You may organize the code of your shell you wish. It is likely that you want at least these key components:

1. Code for a main shell loop that deals with the repeated steps that occur in response to each new command line entered by the user.
2. Code for parsing a command line string.
3. Code for implementing shell build-in commands, which allow the user to invoke function of the shell program itself.
4. Code for invoking executable commands with the various shell options including input/output redirection or pipes.

Tips

Trouble

As you start manipulating processes and adding redirection and pipe features, you will probably get stuck at some point: your shell might just stop responding to input.
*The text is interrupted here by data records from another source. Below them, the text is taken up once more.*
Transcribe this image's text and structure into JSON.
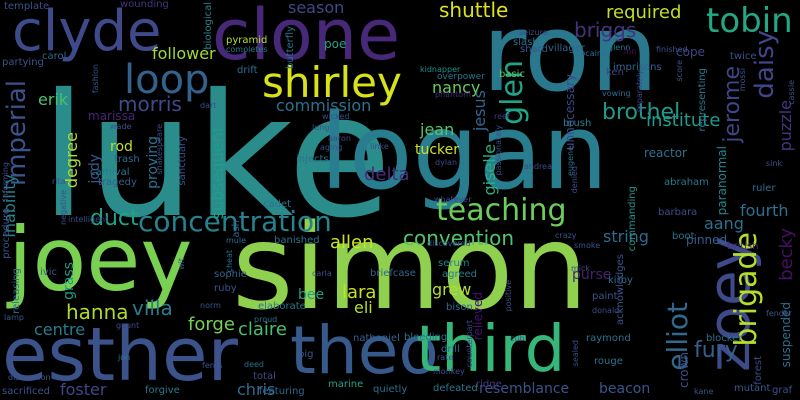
{
  "words": [
    {
      "text": "luke",
      "color": "#2b8c8c"
    },
    {
      "text": "simon",
      "color": "#8fd14f"
    },
    {
      "text": "logan",
      "color": "#287d8e"
    },
    {
      "text": "ron",
      "color": "#2a788e"
    },
    {
      "text": "joey",
      "color": "#7ad151"
    },
    {
      "text": "clone",
      "color": "#482878"
    },
    {
      "text": "clyde",
      "color": "#3e4a89"
    },
    {
      "text": "esther",
      "color": "#3b528b"
    },
    {
      "text": "theo",
      "color": "#375a8c"
    },
    {
      "text": "third",
      "color": "#35b779"
    },
    {
      "text": "zoey",
      "color": "#3e4a89"
    },
    {
      "text": "shirley",
      "color": "#d8e219"
    },
    {
      "text": "loop",
      "color": "#33638d"
    },
    {
      "text": "tobin",
      "color": "#22a884"
    },
    {
      "text": "concentration",
      "color": "#26828e"
    },
    {
      "text": "teaching",
      "color": "#6ccd5a"
    },
    {
      "text": "brigade",
      "color": "#b5de2b"
    },
    {
      "text": "elliot",
      "color": "#31688e"
    },
    {
      "text": "imperial",
      "color": "#3b528b"
    },
    {
      "text": "glen",
      "color": "#20a386"
    },
    {
      "text": "daisy",
      "color": "#404688"
    },
    {
      "text": "jerome",
      "color": "#414487"
    },
    {
      "text": "morris",
      "color": "#3e4a89"
    },
    {
      "text": "commission",
      "color": "#2c728e"
    },
    {
      "text": "brothel",
      "color": "#1f9a8a"
    },
    {
      "text": "institute",
      "color": "#1e9b8a"
    },
    {
      "text": "briggs",
      "color": "#46337e"
    },
    {
      "text": "required",
      "color": "#bddf26"
    },
    {
      "text": "follower",
      "color": "#a0da39"
    },
    {
      "text": "erik",
      "color": "#4ac16d"
    },
    {
      "text": "hanna",
      "color": "#addc30"
    },
    {
      "text": "villa",
      "color": "#287c8e"
    },
    {
      "text": "forge",
      "color": "#75d054"
    },
    {
      "text": "claire",
      "color": "#48c16e"
    },
    {
      "text": "duct",
      "color": "#1fa287"
    },
    {
      "text": "convention",
      "color": "#52c569"
    },
    {
      "text": "fury",
      "color": "#34608d"
    },
    {
      "text": "becky",
      "color": "#471063"
    },
    {
      "text": "aang",
      "color": "#2d708e"
    },
    {
      "text": "string",
      "color": "#30698e"
    },
    {
      "text": "fourth",
      "color": "#2e6f8e"
    },
    {
      "text": "allen",
      "color": "#cde11d"
    },
    {
      "text": "lara",
      "color": "#c8e020"
    },
    {
      "text": "eli",
      "color": "#b8de29"
    },
    {
      "text": "grew",
      "color": "#b2dd2d"
    },
    {
      "text": "bee",
      "color": "#1fa188"
    },
    {
      "text": "delta",
      "color": "#472c7a"
    },
    {
      "text": "nancy",
      "color": "#67cc5c"
    },
    {
      "text": "shuttle",
      "color": "#dde318"
    },
    {
      "text": "season",
      "color": "#3e4989"
    },
    {
      "text": "jesus",
      "color": "#32658e"
    },
    {
      "text": "degree",
      "color": "#b0dd2f"
    },
    {
      "text": "jody",
      "color": "#39568c"
    },
    {
      "text": "rod",
      "color": "#c2df23"
    },
    {
      "text": "inability",
      "color": "#25838e"
    },
    {
      "text": "centre",
      "color": "#287d8e"
    },
    {
      "text": "foster",
      "color": "#3f4788"
    },
    {
      "text": "chris",
      "color": "#2f6c8e"
    },
    {
      "text": "beacon",
      "color": "#39558c"
    },
    {
      "text": "resemblance",
      "color": "#3a548c"
    },
    {
      "text": "proving",
      "color": "#2d718e"
    },
    {
      "text": "subsequent",
      "color": "#1f9e89"
    },
    {
      "text": "jean",
      "color": "#54c568"
    },
    {
      "text": "giselle",
      "color": "#2ab07f"
    },
    {
      "text": "puzzle",
      "color": "#453581"
    },
    {
      "text": "crown",
      "color": "#3c4f8a"
    },
    {
      "text": "marissa",
      "color": "#482475"
    },
    {
      "text": "grass",
      "color": "#1e9c89"
    },
    {
      "text": "tucker",
      "color": "#d0e11c"
    },
    {
      "text": "cope",
      "color": "#414487"
    },
    {
      "text": "twice",
      "color": "#3b528b"
    },
    {
      "text": "purse",
      "color": "#482071"
    },
    {
      "text": "relieved",
      "color": "#440f76"
    },
    {
      "text": "pinned",
      "color": "#355f8d"
    },
    {
      "text": "paranormal",
      "color": "#23898e"
    },
    {
      "text": "suspended",
      "color": "#2d708e"
    },
    {
      "text": "mutant",
      "color": "#38588c"
    },
    {
      "text": "template",
      "color": "#3b528b"
    },
    {
      "text": "wounding",
      "color": "#46327e"
    },
    {
      "text": "biological",
      "color": "#25858e"
    },
    {
      "text": "partying",
      "color": "#3a548c"
    },
    {
      "text": "carol",
      "color": "#31688e"
    },
    {
      "text": "pyramid",
      "color": "#b5de2b"
    },
    {
      "text": "completes",
      "color": "#2a788e"
    },
    {
      "text": "butterfly",
      "color": "#2c718e"
    },
    {
      "text": "poe",
      "color": "#20a386"
    },
    {
      "text": "drift",
      "color": "#2e6e8e"
    },
    {
      "text": "kidnapper",
      "color": "#21918c"
    },
    {
      "text": "phantom",
      "color": "#482878"
    },
    {
      "text": "overpower",
      "color": "#2a768e"
    },
    {
      "text": "villager",
      "color": "#32648e"
    },
    {
      "text": "basic",
      "color": "#5cc863"
    },
    {
      "text": "glenn",
      "color": "#2a788e"
    },
    {
      "text": "ken",
      "color": "#414487"
    },
    {
      "text": "imprisons",
      "color": "#34618d"
    },
    {
      "text": "finished",
      "color": "#3c4f8a"
    },
    {
      "text": "inn",
      "color": "#471365"
    },
    {
      "text": "cocaine",
      "color": "#2e6d8e"
    },
    {
      "text": "seizure",
      "color": "#414487"
    },
    {
      "text": "slash",
      "color": "#2d708e"
    },
    {
      "text": "shard",
      "color": "#39568c"
    },
    {
      "text": "unnecessary",
      "color": "#3f4788"
    },
    {
      "text": "reef",
      "color": "#453882"
    },
    {
      "text": "brush",
      "color": "#26818e"
    },
    {
      "text": "reactor",
      "color": "#2e6f8e"
    },
    {
      "text": "abraham",
      "color": "#2a788e"
    },
    {
      "text": "commanding",
      "color": "#20928c"
    },
    {
      "text": "barbara",
      "color": "#3e4c8a"
    },
    {
      "text": "boot",
      "color": "#2c728e"
    },
    {
      "text": "british",
      "color": "#46337e"
    },
    {
      "text": "ruler",
      "color": "#2e6e8e"
    },
    {
      "text": "fashion",
      "color": "#3b528b"
    },
    {
      "text": "wade",
      "color": "#3a538b"
    },
    {
      "text": "dart",
      "color": "#3c4f8a"
    },
    {
      "text": "lung",
      "color": "#3b528b"
    },
    {
      "text": "wicked",
      "color": "#3e4989"
    },
    {
      "text": "trash",
      "color": "#2e6e8e"
    },
    {
      "text": "shakespeare",
      "color": "#3e4c8a"
    },
    {
      "text": "sanctuary",
      "color": "#3a548c"
    },
    {
      "text": "carnival",
      "color": "#2a788e"
    },
    {
      "text": "tragedy",
      "color": "#355e8d"
    },
    {
      "text": "injects",
      "color": "#2c728e"
    },
    {
      "text": "dylan",
      "color": "#3f4889"
    },
    {
      "text": "cadet",
      "color": "#2d718e"
    },
    {
      "text": "ash",
      "color": "#31688e"
    },
    {
      "text": "mule",
      "color": "#2e6f8e"
    },
    {
      "text": "banished",
      "color": "#2d708e"
    },
    {
      "text": "sophie",
      "color": "#34618d"
    },
    {
      "text": "ruby",
      "color": "#3a548c"
    },
    {
      "text": "norm",
      "color": "#3b528b"
    },
    {
      "text": "elaborate",
      "color": "#2a788e"
    },
    {
      "text": "proud",
      "color": "#2c728e"
    },
    {
      "text": "ivic",
      "color": "#38588c"
    },
    {
      "text": "briefcase",
      "color": "#32658e"
    },
    {
      "text": "serum",
      "color": "#26818e"
    },
    {
      "text": "agreed",
      "color": "#2a788e"
    },
    {
      "text": "bison",
      "color": "#30698e"
    },
    {
      "text": "nathaniel",
      "color": "#33638d"
    },
    {
      "text": "bleeding",
      "color": "#2c728e"
    },
    {
      "text": "drill",
      "color": "#2e6e8e"
    },
    {
      "text": "rate",
      "color": "#3a548c"
    },
    {
      "text": "monkey",
      "color": "#3e4c8a"
    },
    {
      "text": "defeated",
      "color": "#2a788e"
    },
    {
      "text": "cub",
      "color": "#38598c"
    },
    {
      "text": "ridge",
      "color": "#453882"
    },
    {
      "text": "raymond",
      "color": "#2c718e"
    },
    {
      "text": "paint",
      "color": "#3b528b"
    },
    {
      "text": "donald",
      "color": "#3c4f8a"
    },
    {
      "text": "mick",
      "color": "#3e4a89"
    },
    {
      "text": "kirby",
      "color": "#31688e"
    },
    {
      "text": "acknowledges",
      "color": "#3a548c"
    },
    {
      "text": "rouge",
      "color": "#2c728e"
    },
    {
      "text": "blocker",
      "color": "#2e6f8e"
    },
    {
      "text": "kane",
      "color": "#3b528b"
    },
    {
      "text": "forest",
      "color": "#3e4989"
    },
    {
      "text": "graf",
      "color": "#3c4f8a"
    },
    {
      "text": "sacrificed",
      "color": "#3b528b"
    },
    {
      "text": "forgive",
      "color": "#2a788e"
    },
    {
      "text": "featuring",
      "color": "#31688e"
    },
    {
      "text": "quietly",
      "color": "#2e6f8e"
    },
    {
      "text": "marine",
      "color": "#20a386"
    },
    {
      "text": "total",
      "color": "#3e4a89"
    },
    {
      "text": "deed",
      "color": "#2c718e"
    },
    {
      "text": "ferris",
      "color": "#3a548c"
    },
    {
      "text": "pig",
      "color": "#39568c"
    },
    {
      "text": "distraction",
      "color": "#3b528b"
    },
    {
      "text": "lamp",
      "color": "#38588c"
    },
    {
      "text": "releasing",
      "color": "#2e6f8e"
    },
    {
      "text": "procedure",
      "color": "#3b528b"
    },
    {
      "text": "informing",
      "color": "#3e4a89"
    },
    {
      "text": "negative",
      "color": "#3c4f8a"
    },
    {
      "text": "jon",
      "color": "#2a788e"
    },
    {
      "text": "gaunt",
      "color": "#3e4a89"
    },
    {
      "text": "vowing",
      "color": "#2e6e8e"
    },
    {
      "text": "score",
      "color": "#3b528b"
    },
    {
      "text": "separately",
      "color": "#3e4989"
    },
    {
      "text": "representing",
      "color": "#2a788e"
    },
    {
      "text": "mossi",
      "color": "#3c4f8a"
    },
    {
      "text": "cassie",
      "color": "#3b528b"
    },
    {
      "text": "wit",
      "color": "#38588c"
    },
    {
      "text": "cheat",
      "color": "#2e6e8e"
    },
    {
      "text": "intelligent",
      "color": "#3e4a89"
    },
    {
      "text": "rita",
      "color": "#3b528b"
    },
    {
      "text": "sealed",
      "color": "#3c4f8a"
    },
    {
      "text": "counterpart",
      "color": "#3e4a89"
    },
    {
      "text": "positive",
      "color": "#3b528b"
    },
    {
      "text": "passionately",
      "color": "#3c4f8a"
    },
    {
      "text": "andrea",
      "color": "#3e4a89"
    },
    {
      "text": "denied",
      "color": "#3b528b"
    },
    {
      "text": "eugene",
      "color": "#2e6e8e"
    },
    {
      "text": "whatever",
      "color": "#3e4a89"
    },
    {
      "text": "discovered",
      "color": "#3b528b"
    },
    {
      "text": "crazy",
      "color": "#3c4f8a"
    },
    {
      "text": "carla",
      "color": "#3b528b"
    },
    {
      "text": "aaron",
      "color": "#3e4a89"
    },
    {
      "text": "smoke",
      "color": "#3b528b"
    },
    {
      "text": "aging",
      "color": "#3c4f8a"
    },
    {
      "text": "linke",
      "color": "#3e4a89"
    },
    {
      "text": "fender",
      "color": "#3b528b"
    },
    {
      "text": "sink",
      "color": "#3c4f8a"
    }
  ]
}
In this event, you can try Control-C to interrupt/kill your shell (assuming you have not implemented special signal-handling behavior), but sometimes even that may not work and even if it does, you may leave other processes stuck. Log in via a second SSH connection and check out these commands and their documentation:

• ps ux
• kill, kill -9
• pgrep, pkill

You may find it helpful to include the process ID (pid) of your shell somewhere in its output to simplify this task…

History

You might find readline useful if you want to implement command-line history.

Submission and Grading

Submit by ensuring that the material you want evaluated is available on the main branch in your GitHub repository.

Evaluation will include a live demo and code review. It will focus on completeness/correctness (80%) and code clarity/style/documentation (20%).